# Computing similarity scores


In order to build a recommendation system, it is important to understand how to compare various objects in our dataset. Let's say our dataset consists of people and their various movie preferences. In order to recommend something, we need to understand how to compare any two people with each other. This is where the similarity score becomes very important. The similarity score gives us an idea of how similar two objects are.

__Pearson score__ is a measure of correlation between two objects. It uses the covariance between the two objects along with their individual standard deviations to compute the score. The score can range from -1 to +1. A score of +1 indicates that the objects are very similar where a score of -1 would indicate that the objects are very dissimilar. A score of 0 would indicate that there is no correlation between the two objects. Let's see how to compute these scores.



In [1]:
import argparse 
import json 
import numpy as np 

In [2]:
user1 = "David Smith" 
user2 = "Bill Duffy"

Define a function to compute the Euclidean score between the input users. If the users are not in the dataset, raise an error:

In [28]:
# Compute the Euclidean distance score between user1 and user2 
def euclidean_score(dataset, user1, user2):
    if user1 not in dataset:
        raise TypeError('Cannot find ' + user1 + ' in the dataset')

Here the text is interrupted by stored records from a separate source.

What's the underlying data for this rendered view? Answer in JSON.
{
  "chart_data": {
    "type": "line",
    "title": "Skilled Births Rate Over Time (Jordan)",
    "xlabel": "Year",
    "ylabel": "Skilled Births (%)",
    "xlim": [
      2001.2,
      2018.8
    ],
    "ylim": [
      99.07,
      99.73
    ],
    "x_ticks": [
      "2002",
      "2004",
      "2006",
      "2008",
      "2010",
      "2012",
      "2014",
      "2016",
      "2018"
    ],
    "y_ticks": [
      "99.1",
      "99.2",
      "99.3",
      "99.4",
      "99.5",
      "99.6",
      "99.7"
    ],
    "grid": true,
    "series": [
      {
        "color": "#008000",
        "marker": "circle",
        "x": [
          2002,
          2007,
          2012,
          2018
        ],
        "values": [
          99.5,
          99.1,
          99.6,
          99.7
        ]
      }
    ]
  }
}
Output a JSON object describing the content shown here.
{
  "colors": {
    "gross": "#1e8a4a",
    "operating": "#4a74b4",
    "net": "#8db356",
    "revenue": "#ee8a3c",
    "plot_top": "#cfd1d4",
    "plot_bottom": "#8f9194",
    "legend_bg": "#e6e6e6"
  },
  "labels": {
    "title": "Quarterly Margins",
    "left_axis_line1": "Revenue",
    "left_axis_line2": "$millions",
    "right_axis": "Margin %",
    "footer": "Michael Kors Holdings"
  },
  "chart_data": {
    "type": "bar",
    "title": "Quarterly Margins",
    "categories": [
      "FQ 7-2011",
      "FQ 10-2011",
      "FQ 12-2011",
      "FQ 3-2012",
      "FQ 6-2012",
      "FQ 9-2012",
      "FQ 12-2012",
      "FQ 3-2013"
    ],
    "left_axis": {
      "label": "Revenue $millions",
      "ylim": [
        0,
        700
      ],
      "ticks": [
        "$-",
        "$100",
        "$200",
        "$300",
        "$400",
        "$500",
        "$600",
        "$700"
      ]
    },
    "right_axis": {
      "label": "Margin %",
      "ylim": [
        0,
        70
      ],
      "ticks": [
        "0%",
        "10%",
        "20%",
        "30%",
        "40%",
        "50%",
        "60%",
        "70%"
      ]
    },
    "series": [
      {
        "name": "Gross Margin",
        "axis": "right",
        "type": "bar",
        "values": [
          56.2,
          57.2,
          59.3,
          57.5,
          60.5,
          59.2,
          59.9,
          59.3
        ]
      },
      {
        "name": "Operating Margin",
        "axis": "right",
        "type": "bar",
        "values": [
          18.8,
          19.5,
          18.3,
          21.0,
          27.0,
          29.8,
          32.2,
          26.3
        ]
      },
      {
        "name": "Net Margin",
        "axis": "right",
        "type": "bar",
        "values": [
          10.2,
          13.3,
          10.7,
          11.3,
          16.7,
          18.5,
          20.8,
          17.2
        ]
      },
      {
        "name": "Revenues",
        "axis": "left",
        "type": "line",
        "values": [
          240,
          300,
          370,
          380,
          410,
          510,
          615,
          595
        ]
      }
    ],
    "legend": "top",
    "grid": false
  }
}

    if user2 not in dataset:
        raise TypeError('Cannot find ' + user2 + ' in the dataset')

    # Movies rated by both user1 and user2
    common_movies = {} 

    for item in dataset[user1]:
        if item in dataset[user2]:
            common_movies[item] = 1

    # If there are no common movies between the users, 
    # then the score is 0 
    if len(common_movies) == 0:
        return 0

    squared_diff = [] 

    for item in dataset[user1]:
        if item in dataset[user2]:
            squared_diff.append(np.square(dataset[user1][item] - dataset[user2][item]))
        
    return 1 / (1 + np.sqrt(np.sum(squared_diff))) 


In [29]:
# Compute the Pearson correlation score between user1 and user2 
def pearson_score(dataset, user1, user2):
    if user1 not in dataset:
        raise TypeError('Cannot find ' + user1 + ' in the dataset')

    if user2 not in dataset:
        raise TypeError('Cannot find ' + user2 + ' in the dataset')

    # Movies rated by both user1 and user2
    common_movies = {}

    for item in dataset[user1]:
        if item in dataset[user2]:
            common_movies[item] = 1

    num_ratings = len(common_movies) 

    # If there are no common movies between user1 and user2, then the score is 0 
    if num_ratings == 0:
        return 0

    # Calculate the sum of ratings of all the common movies 
    user1_sum = np.sum([dataset[user1][item] for item in common_movies])
    user2_sum = np.sum([dataset[user2][item] for item in common_movies])

    # Calculate the sum of squares of ratings of all the common movies 
    user1_squared_sum = np.sum([np.square(dataset[user1][item]) for item in common_movies])
    user2_squared_sum = np.sum([np.square(dataset[user2][item]) for item in common_movies])

    # Calculate the sum of products of the ratings of the common movies
    sum_of_products = np.sum([dataset[user1][item] * dataset[user2][item] for item in common_movies])

    # Calculate the Pearson correlation score
    Sxy = sum_of_products - (user1_sum * user2_sum / num_ratings)
    Sxx = user1_squared_sum - np.square(user1_sum) / num_ratings
    Syy = user2_squared_sum - np.square(user2_sum) / num_ratings
    
    if Sxx * Syy == 0:
        return 0

    return Sxy / np.sqrt(Sxx * Syy)

Load the ratings from the file ratings.json into a dictionary:

In [34]:
ratings_file = 'ratings.json';
score_type = 'Euclidean';

with open(ratings_file, 'r') as f: 
    data = json.loads(f.read()) 

In [35]:
    if score_type == 'Euclidean': 
        print("\nEuclidean score:") 
        print(euclidean_score(data, user1, user2)) 
    else:  
        print("\nPearson score:") 
        print(pearson_score(data, user1, user2)) 


Euclidean score:
0.585786437626905